The Lone Ranger reunites Verbinski with the Pirates team of Depp and producer Jerry Bruckheimer, and offers him a chance to slough off the series’ amusement-park mythology and return to his old fleetness. After all, how heavy could the dusting-off of an old Western favorite be?
The first indication is right there in the two-and-a-half-hour run time. Beyond an intricate code of honor, there was never much to the Lone Ranger in all his permutations, just his sidekick Tonto, “Hi-yo, Silver, away!,” the William Tell Overture, and various serialized adventures. The Lone Ranger may not make much sense in 2013—particularly with Depp as Tonto, though Depp claims some Native American ancestry—but there’s no reason such a durable set of characters and tropes couldn’t ride again. Verbinski and Bruckheimer just aren’t the types to do the necessary streamlining.
The loginess commences with a framing device that finds Depp’s elderly Tonto as “The Noble Savage” in a circus-tent exhibit in 1930s San Francisco, relaying the story of his life to a little boy who fancies himself a masked bandit. Flash back to 1869, when John Reid (Armie Hammer), a clean-living ex-Texas Ranger with a deep devotion to the law, faces circumstances that turn him into a masked vigilante. As he sets himself up in a town prepping itself for a new railroad and all the prosperity that comes with it, John has to contend with the notorious outlaw Butch Cavendish (William Fichtner), who’s been freed from custody and reunited with his gang. After the Cavendish gang slaughters all the other rangers but John—hence the “lone” part—he finds an unlikely partner in Tonto, a Native American with similar reason to seek revenge against the deranged killer. Except John, determined to apprehend Cavendish and bring him to justice, is reluctant to fire his gun.
There are serious miscalculations throughout The Lone Ranger, starting with the casting: Hammer plays the masked hero with the dim enthusiasm (or enthusiastic dimness) of Brendan Fraser at his most stilted; Depp’s Tonto is an ethnically dubious repurposing of his popular Jack Sparrow character, more stoic but equally eccentric; and Helena Bonham Carter, as a brothel madam with a lethal fake leg, does little but add to the cartoon grotesquerie.

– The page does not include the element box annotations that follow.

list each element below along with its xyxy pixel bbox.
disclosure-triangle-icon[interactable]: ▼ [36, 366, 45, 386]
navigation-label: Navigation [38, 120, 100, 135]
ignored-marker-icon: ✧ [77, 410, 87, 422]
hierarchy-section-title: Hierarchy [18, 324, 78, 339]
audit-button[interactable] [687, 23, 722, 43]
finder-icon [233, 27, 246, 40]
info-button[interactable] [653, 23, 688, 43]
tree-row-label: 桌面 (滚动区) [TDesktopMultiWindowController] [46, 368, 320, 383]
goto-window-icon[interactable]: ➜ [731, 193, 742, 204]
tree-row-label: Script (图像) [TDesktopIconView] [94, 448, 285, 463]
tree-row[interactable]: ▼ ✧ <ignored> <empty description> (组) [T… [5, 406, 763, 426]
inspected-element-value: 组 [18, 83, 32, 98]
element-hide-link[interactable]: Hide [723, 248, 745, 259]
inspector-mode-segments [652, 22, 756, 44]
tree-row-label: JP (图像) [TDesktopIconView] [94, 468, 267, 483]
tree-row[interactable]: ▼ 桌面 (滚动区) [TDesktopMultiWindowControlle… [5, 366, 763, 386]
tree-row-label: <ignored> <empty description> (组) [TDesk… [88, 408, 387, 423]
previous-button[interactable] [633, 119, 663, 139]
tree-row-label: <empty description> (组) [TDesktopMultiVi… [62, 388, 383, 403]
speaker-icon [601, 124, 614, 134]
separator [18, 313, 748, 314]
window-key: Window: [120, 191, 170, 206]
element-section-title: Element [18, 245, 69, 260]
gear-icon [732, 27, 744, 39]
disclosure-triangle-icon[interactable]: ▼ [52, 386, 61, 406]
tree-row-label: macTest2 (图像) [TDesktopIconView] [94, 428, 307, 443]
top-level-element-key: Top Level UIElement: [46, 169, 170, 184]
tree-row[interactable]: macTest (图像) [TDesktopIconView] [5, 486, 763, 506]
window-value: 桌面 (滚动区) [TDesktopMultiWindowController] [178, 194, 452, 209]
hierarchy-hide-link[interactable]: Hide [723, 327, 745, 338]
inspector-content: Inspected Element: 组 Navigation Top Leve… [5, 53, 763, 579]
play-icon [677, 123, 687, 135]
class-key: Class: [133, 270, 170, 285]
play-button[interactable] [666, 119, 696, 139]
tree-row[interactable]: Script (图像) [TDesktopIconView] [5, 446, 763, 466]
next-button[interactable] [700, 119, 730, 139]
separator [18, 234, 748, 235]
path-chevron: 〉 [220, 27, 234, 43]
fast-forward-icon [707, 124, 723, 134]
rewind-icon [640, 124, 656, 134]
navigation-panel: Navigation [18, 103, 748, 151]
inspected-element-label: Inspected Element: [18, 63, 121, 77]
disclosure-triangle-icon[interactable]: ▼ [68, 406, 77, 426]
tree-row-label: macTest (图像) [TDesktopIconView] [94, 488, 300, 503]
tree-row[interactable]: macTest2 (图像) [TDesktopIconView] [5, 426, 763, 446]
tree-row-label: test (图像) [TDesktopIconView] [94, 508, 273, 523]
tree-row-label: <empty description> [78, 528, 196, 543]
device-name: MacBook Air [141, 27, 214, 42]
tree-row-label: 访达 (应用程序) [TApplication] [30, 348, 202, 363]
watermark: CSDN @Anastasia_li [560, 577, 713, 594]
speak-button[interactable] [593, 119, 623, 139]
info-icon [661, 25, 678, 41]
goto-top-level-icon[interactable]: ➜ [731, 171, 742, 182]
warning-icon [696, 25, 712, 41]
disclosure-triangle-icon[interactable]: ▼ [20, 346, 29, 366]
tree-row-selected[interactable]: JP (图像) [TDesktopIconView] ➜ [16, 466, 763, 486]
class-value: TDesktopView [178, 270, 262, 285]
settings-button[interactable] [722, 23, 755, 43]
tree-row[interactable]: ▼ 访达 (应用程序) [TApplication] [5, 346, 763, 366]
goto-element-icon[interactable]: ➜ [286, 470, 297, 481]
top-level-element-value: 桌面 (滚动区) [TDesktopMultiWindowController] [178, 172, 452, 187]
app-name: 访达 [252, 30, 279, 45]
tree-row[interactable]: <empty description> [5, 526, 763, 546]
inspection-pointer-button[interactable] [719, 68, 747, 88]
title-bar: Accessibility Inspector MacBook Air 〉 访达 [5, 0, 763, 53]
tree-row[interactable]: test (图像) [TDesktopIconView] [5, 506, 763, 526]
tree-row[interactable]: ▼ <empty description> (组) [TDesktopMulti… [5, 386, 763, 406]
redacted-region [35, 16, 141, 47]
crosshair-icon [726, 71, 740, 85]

Verbinski litters the film with references to old TV Western serials, John Ford’s Monument Valley, and especially Once Upon A Time In The West, which it quotes both in the score and in a subplot about the railroads bringing order to the Wild West. But nods to the classics serve mostly to underline how little this film abides by their tone and traditions.
Verbinski orchestrates complex action sequences, including two spectacular bits of derring-do on a moving train, with a precision few in Hollywood are capable of pulling off. Yet The Lone Ranger, like his last two Pirates movies, seems conceived to deliver spectacle by the bulk, which means carrying the baggage of multiple subplots for the purpose of multiple climactic sequences. The Lone Ranger began as a frivolous radio adventure serial for boys in the 1930s, and the idea of adapting it for the present does not make it any less frivolous. The more elements Verbinski and company add, the more fun gets taken away.